Paul Goble
Staunton,
June 15 – The recent controversy over a new film about the Chernobyl nuclear
disaster in 1986 has prompted many who were alive at that time to recall what
is meant for them. Vladimir Pastukhov, a London-based analyst of Russian
affairs, says that for him and many others, it was a turning point to led to
the end of the USSR.
Mikhail
Gorbachev has said that Chernobyl contributed to the demise of the Soviet Union
by its impact on the economy, Pastukhov says; but that is not the case. Instead,
it did so by destroying the trust between the population and the regime and
dividing them permanently between “us” and “them” (republic.ru/posts/93943).
“With Chernobyl,” the historian
says, “began my alienation from everything that was in any way connected with the
state and with those who worked for it. From that moment to the last day of the
existence of this system as only ‘I’ and ‘they’ – and the two things were always
separate and in opposition to each other.
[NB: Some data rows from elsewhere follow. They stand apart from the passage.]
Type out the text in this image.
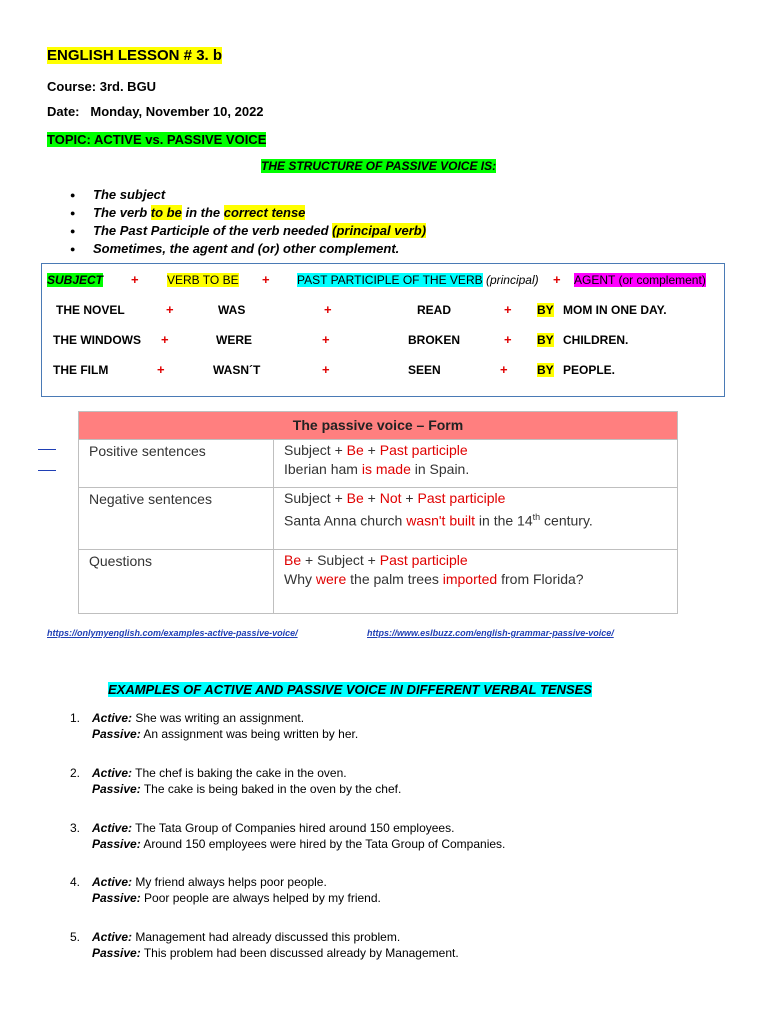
ENGLISH LESSON # 3. b
Course: 3rd. BGU
Date: Monday, November 10, 2022
TOPIC: ACTIVE vs. PASSIVE VOICE
THE STRUCTURE OF PASSIVE VOICE IS:
● The subject
● The verb to be in the correct tense
● The Past Participle of the verb needed (principal verb)
● Sometimes, the agent and (or) other complement.
SUBJECT + VERB TO BE + PAST PARTICIPLE OF THE VERB (principal) + AGENT (or complement)
THE NOVEL	+	WAS	+	READ	+ BY MOM IN ONE DAY.
THE WINDOWS +	WERE	+	BROKEN	+ BY CHILDREN.
THE FILM	+	WASN´T	+	SEEN	+ BY PEOPLE.
The passive voice – Form
Positive sentences	Subject + Be + Past participle
Iberian ham is made in Spain.
Negative sentences	Subject + Be + Not + Past participle
Santa Anna church wasn't built in the 14th century.
Questions	Be + Subject + Past participle
Why were the palm trees imported from Florida?
https://onlymyenglish.com/examples-active-passive-voice/	https://www.eslbuzz.com/english-grammar-passive-voice/
EXAMPLES OF ACTIVE AND PASSIVE VOICE IN DIFFERENT VERBAL TENSES
1. Active: She was writing an assignment.
Passive: An assignment was being written by her.
2. Active: The chef is baking the cake in the oven.
Passive: The cake is being baked in the oven by the chef.
3. Active: The Tata Group of Companies hired around 150 employees.
Passive: Around 150 employees were hired by the Tata Group of Companies.
4. Active: My friend always helps poor people.
Passive: Poor people are always helped by my friend.
5. Active: Management had already discussed this problem.
Passive: This problem had been discussed already by Management.
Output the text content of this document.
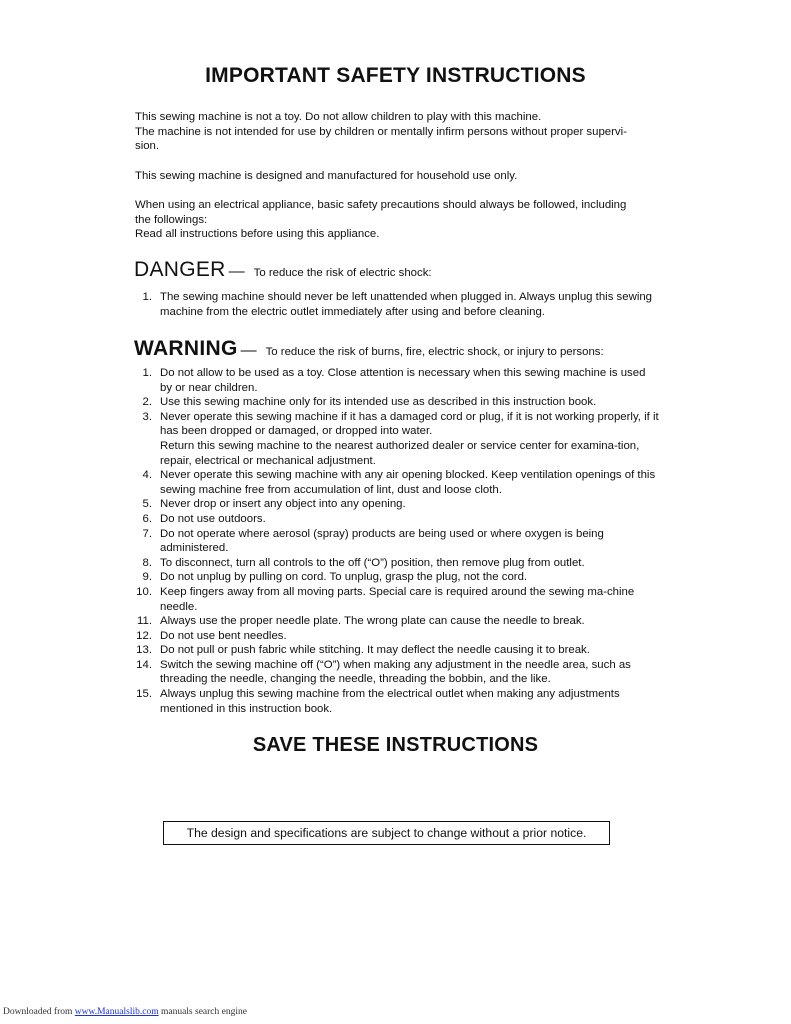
IMPORTANT SAFETY INSTRUCTIONS
This sewing machine is not a toy. Do not allow children to play with this machine.
The machine is not intended for use by children or mentally infirm persons without proper supervi-
sion.
This sewing machine is designed and manufactured for household use only.
When using an electrical appliance, basic safety precautions should always be followed, including
the followings:
Read all instructions before using this appliance.
DANGER — To reduce the risk of electric shock:
1. The sewing machine should never be left unattended when plugged in. Always unplug this sewing machine from the electric outlet immediately after using and before cleaning.
WARNING — To reduce the risk of burns, fire, electric shock, or injury to persons:
1. Do not allow to be used as a toy. Close attention is necessary when this sewing machine is used by or near children.
2. Use this sewing machine only for its intended use as described in this instruction book.
3. Never operate this sewing machine if it has a damaged cord or plug, if it is not working properly, if it has been dropped or damaged, or dropped into water.
Return this sewing machine to the nearest authorized dealer or service center for examina-tion, repair, electrical or mechanical adjustment.
4. Never operate this sewing machine with any air opening blocked. Keep ventilation openings of this sewing machine free from accumulation of lint, dust and loose cloth.
5. Never drop or insert any object into any opening.
6. Do not use outdoors.
7. Do not operate where aerosol (spray) products are being used or where oxygen is being administered.
8. To disconnect, turn all controls to the off (“O”) position, then remove plug from outlet.
9. Do not unplug by pulling on cord. To unplug, grasp the plug, not the cord.
10. Keep fingers away from all moving parts. Special care is required around the sewing ma-chine needle.
11. Always use the proper needle plate. The wrong plate can cause the needle to break.
12. Do not use bent needles.
13. Do not pull or push fabric while stitching. It may deflect the needle causing it to break.
14. Switch the sewing machine off (“O”) when making any adjustment in the needle area, such as threading the needle, changing the needle, threading the bobbin, and the like.
15. Always unplug this sewing machine from the electrical outlet when making any adjustments mentioned in this instruction book.
SAVE THESE INSTRUCTIONS
The design and specifications are subject to change without a prior notice.
Downloaded from www.Manualslib.com manuals search engine
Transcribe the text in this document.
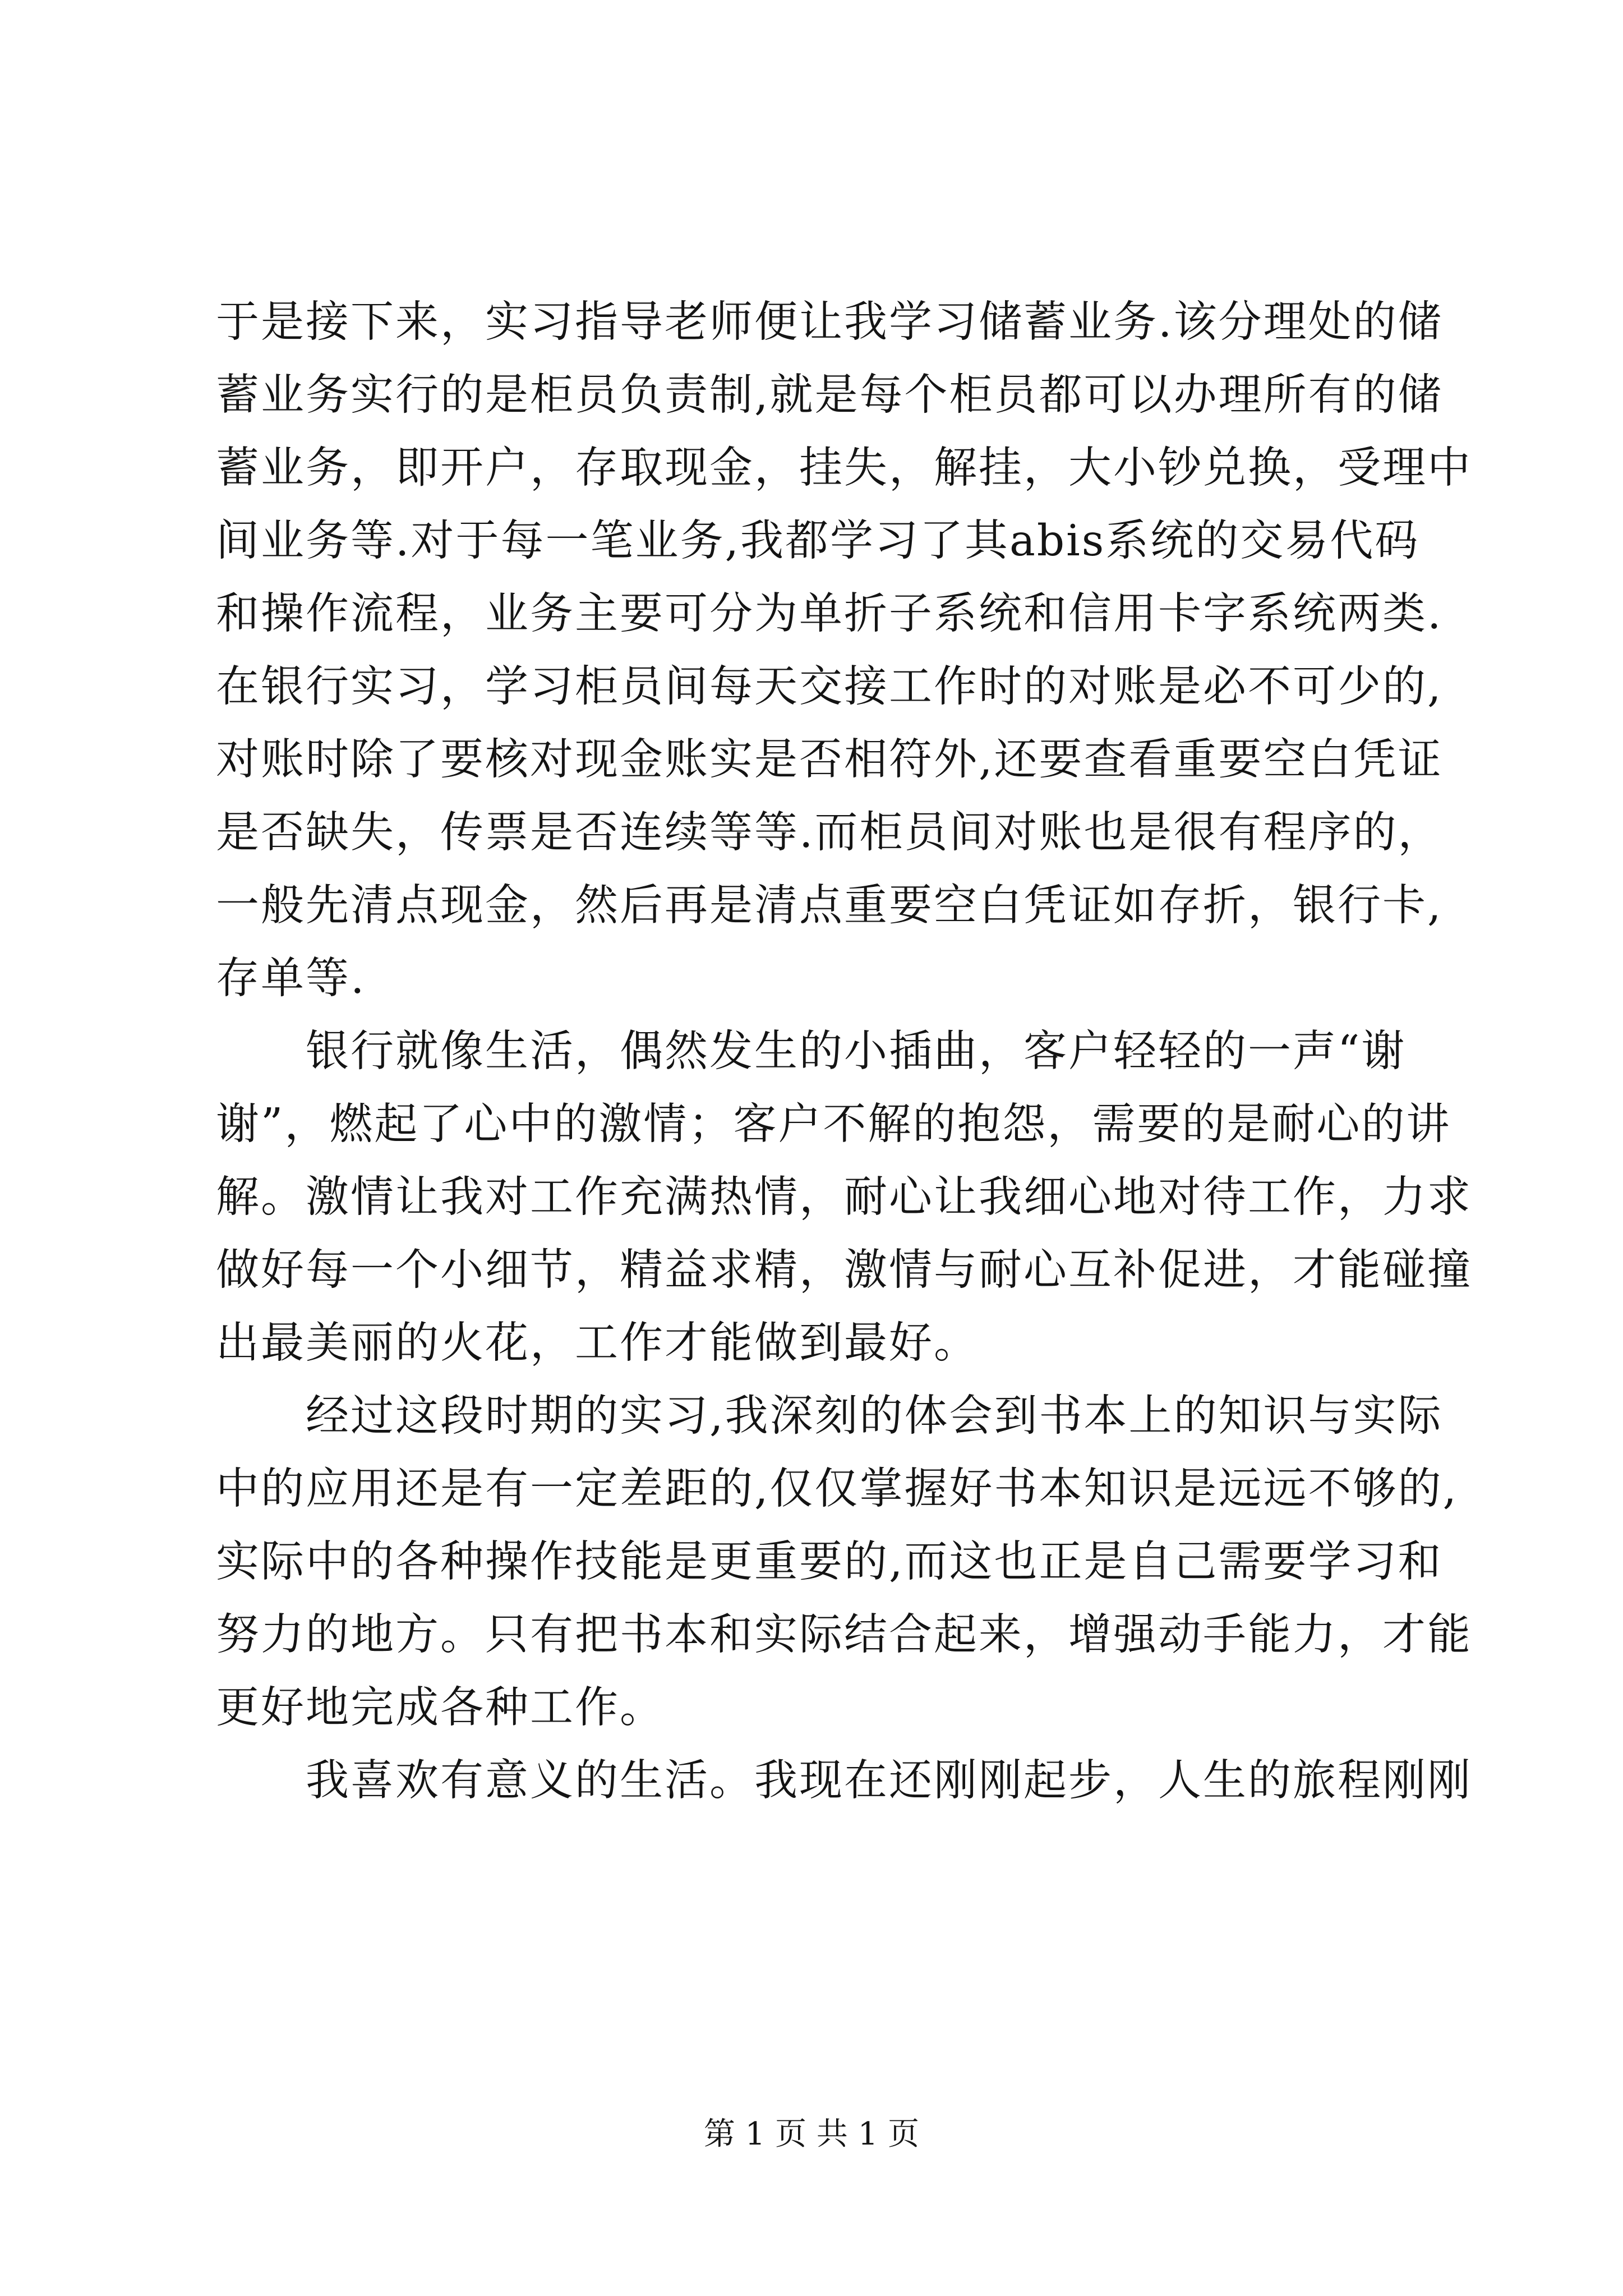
于是接下来，实习指导老师便让我学习储蓄业务.该分理处的储
蓄业务实行的是柜员负责制,就是每个柜员都可以办理所有的储
蓄业务，即开户，存取现金，挂失，解挂，大小钞兑换，受理中
间业务等.对于每一笔业务,我都学习了其abis系统的交易代码
和操作流程，业务主要可分为单折子系统和信用卡字系统两类.
在银行实习，学习柜员间每天交接工作时的对账是必不可少的,
对账时除了要核对现金账实是否相符外,还要查看重要空白凭证
是否缺失，传票是否连续等等.而柜员间对账也是很有程序的，
一般先清点现金，然后再是清点重要空白凭证如存折，银行卡,
存单等.
　　银行就像生活，偶然发生的小插曲，客户轻轻的一声“谢
谢”，燃起了心中的激情；客户不解的抱怨，需要的是耐心的讲
解。激情让我对工作充满热情，耐心让我细心地对待工作，力求
做好每一个小细节，精益求精，激情与耐心互补促进，才能碰撞
出最美丽的火花，工作才能做到最好。
　　经过这段时期的实习,我深刻的体会到书本上的知识与实际
中的应用还是有一定差距的,仅仅掌握好书本知识是远远不够的,
实际中的各种操作技能是更重要的,而这也正是自己需要学习和
努力的地方。只有把书本和实际结合起来，增强动手能力，才能
更好地完成各种工作。
　　我喜欢有意义的生活。我现在还刚刚起步，人生的旅程刚刚
第 1 页 共 1 页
Consequently, when the regime began
to disintegrate, Pastukhov continues, he looked on without any desire to get
involved in saving it. Trust, he points out,
is something that can dissipate overnight and that is what happened because of
Chernobyl, a development that many underrate.
“Regimes die in the last analysis
not from wars, catastrophes or even more from economc difficulties. All of
those things in fact may help them unite and survive if there is trust.
Instead, regimes die from actions that cause a large part of their populations
to be politically alienated” – and that is something one must always remember
and look for.
The American film about Chernobyl
has pluses and minuses, Pastukhov says. “But from my point of view, the main
thing in it is that it captures the atmosphere of lives which surrounded us
then.”
In an appearance via Skype on Ekho
Mosvky’s “2019” program, the London-based analyst suggests that what is going
in Russia today in many ways represents a slow-moving Chernobyl in which any
remaining trust between the population and the regime is being destroyed (echo.msk.ru/programs/year2019/2444781-echo/).
As
a result, when the crisis comes as it must, the regime will not be able to
count on the people, not because of economic problems or political failures but
because like its Soviet predecessors, it has lost the trust of the people. They
are thus highly unlikely to come to its defense.